Brendan Hurst

Personal information
- Full name: Brendan Hurst
- Born: 1 April 1972 (age 52) Ipswich, Queensland, Australia

Playing information
- Position: Lock Forward
Club
| Years | Team | Pld | T | G | FG | P |
| 1994–97 | Gold Coast | 74 | 8 | 125 | 3 | 285 |
| 1998–00 | Sydney Roosters | 21 | 1 | 0 | 0 | 4 |
|  | Total | 95 | 9 | 125 | 3 | 289 |
- Source: As of 2 May 2020

= Brendan Hurst =

Australian rugby league footballer

Brendan Hurst (born 1 April 1972) is a former professional rugby league player who played for the Gold Coast Chargers and Sydney Roosters from 1994 to 2000. Hurst is the leading point-scorer in the history of the original Gold Coast incarnations.

==NRL career==
Hurst debuted for the Gold Coast Seagulls in 1994, becoming the leading points-scorer in the clubs' 11-year tenure in the NSWRL/ARL. Hurst moved to the Sydney Roosters prior to the 1998 NRL season, one year before the Gold Coast Chargers incarnation folded, where he played 21 games before retiring in 2000.

==Post-NRL career==
After his retirement, Hurst worked as the sponsorship manager for the Roosters, before being hired as an assistant coach at the South Sydney Rabbitohs in 2002. In December 2004, Hurst became the CEO of the Ipswich Jets.
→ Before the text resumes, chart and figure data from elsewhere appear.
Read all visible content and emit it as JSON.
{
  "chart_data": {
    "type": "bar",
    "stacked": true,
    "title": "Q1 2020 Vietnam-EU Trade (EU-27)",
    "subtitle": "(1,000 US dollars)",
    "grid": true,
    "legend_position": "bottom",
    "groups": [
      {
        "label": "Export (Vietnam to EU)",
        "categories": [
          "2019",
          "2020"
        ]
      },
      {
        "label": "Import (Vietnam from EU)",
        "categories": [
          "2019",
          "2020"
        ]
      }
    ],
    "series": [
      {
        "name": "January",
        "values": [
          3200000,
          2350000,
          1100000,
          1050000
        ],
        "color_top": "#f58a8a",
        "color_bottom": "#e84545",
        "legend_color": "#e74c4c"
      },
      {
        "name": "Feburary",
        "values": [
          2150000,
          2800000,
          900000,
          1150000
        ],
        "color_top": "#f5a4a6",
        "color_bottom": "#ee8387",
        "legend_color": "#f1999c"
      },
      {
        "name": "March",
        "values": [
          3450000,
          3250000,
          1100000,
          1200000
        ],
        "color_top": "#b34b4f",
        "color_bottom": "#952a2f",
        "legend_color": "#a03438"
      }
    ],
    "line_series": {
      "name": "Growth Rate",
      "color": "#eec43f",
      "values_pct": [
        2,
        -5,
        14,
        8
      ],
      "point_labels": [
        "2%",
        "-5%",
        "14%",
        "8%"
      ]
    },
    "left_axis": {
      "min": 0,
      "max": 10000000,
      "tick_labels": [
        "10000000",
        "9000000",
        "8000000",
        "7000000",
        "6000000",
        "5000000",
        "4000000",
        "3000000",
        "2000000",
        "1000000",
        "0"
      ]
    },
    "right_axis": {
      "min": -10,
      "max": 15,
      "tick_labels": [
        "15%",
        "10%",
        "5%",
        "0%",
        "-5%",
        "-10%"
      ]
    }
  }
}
Hurst's appointment was the subject of some controversy, as former Redcliffe Dolphins lower grade coach Rob Campbell claimed he had been offered the job by Ipswich previously. Hurst retired from his position as CEO on 29 January 2007 because he wanted to travel. As CEO, Hurst was noted for his good relationship with the Ipswich Junior Rugby League.